Les manuscrits médiévaux renseignent très clairement sur les saccages menés par les Vikings remontant la Somme, la Seine, mais aussi la Loire, la Dordogne et la Garonne.

Pourtant, il n’en reste presque aucune trace archéologique : seuls quelques éléments d’armement épars (quelques haches de guerre, d’épées et de fers de lance), des monnaies et rares éléments de parure isolés, ainsi qu’un unique petit trésor monétaire, celui de Saint-Pierre-des-Fleurs (Eure), témoignent sur le plan matériel d’une présence qui est pourtant bien attestée !

Comment l’expliquer ?

1. Emplettes saisonnières et rentes ponctuelles

C’est assez simple en fait !

Les raids vikings dirigés vers les monastères et villes prospères situés le long des fleuves (dont Paris, assiégée en 885 !) étaient des expéditions de pillage menées par de très petits groupes d’hommes (quelques dizaines à une ou deux centaines) dont la réussite était avant tout fondée sur l’effet de surprise, la rapidité d’exécution et l’effroyable violence.
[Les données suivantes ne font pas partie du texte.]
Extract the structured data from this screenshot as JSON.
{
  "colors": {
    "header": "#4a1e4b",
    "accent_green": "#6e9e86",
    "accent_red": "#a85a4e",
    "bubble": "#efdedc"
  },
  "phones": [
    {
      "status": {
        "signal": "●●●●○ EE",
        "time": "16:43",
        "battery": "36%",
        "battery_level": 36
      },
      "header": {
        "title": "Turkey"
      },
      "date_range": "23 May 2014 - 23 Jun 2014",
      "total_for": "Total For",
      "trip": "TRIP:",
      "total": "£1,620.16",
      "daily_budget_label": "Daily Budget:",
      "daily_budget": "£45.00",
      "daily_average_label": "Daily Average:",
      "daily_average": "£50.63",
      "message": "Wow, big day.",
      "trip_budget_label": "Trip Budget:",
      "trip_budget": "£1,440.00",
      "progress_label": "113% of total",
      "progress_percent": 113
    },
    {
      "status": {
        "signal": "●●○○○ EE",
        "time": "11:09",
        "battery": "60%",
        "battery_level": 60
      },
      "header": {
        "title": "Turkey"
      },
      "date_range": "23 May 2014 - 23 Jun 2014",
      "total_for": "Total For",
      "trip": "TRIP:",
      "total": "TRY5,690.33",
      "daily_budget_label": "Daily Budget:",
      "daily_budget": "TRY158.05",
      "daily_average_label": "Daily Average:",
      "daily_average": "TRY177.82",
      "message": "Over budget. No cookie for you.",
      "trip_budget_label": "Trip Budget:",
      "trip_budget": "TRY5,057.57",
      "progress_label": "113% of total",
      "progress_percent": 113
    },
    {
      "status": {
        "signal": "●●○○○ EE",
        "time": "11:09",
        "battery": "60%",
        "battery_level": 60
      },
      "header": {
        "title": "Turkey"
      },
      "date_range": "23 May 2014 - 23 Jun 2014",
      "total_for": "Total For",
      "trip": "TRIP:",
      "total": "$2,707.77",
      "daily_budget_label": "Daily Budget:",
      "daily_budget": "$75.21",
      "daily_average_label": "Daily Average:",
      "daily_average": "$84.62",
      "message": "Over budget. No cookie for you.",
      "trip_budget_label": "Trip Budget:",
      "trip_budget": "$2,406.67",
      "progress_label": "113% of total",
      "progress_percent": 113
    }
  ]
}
C’est d’ailleurs pour cela qu’elles ont tellement marqué les esprits dans le monde carolingien et chez les Anglo-Saxons des îles britanniques.

Dans les royaumes francs, il ne s’agissait pas d’expéditions à visée coloniale ni destinées à établir des comptoirs d’échange pérennes, comme cela a été le cas autour de la mer Baltique.

L’objectif des Vikings (des Danois surtout, ainsi que des Norvégiens) était de repartir aussi vite qu’ils étaient arrivés, chargés du produit de leurs pillages, d’esclaves et des rançons exigées pour épargner les villes et la vie des hauts personnages capturés. Ils ne séjournaient que temporairement dans les espaces qu’ils visitaient et ne pratiquaient guère le troc ou le commerce durant leurs raids.

C’est pourquoi il ne reste sur place que des objets perdus ou jetés, des couches d’incendies sur les sites ravagés (souvent trop mal datées pour qu’on puisse être sûr que l’incendie a pu être allumé par des groupes de pilleurs vikings) … et quelques rarissimes sépultures dont le rituel de funérailles et le mobilier étaient clairement scandinaves, témoins de l’hommage rendu aux guerriers morts lors de ces déplacements saisonniers.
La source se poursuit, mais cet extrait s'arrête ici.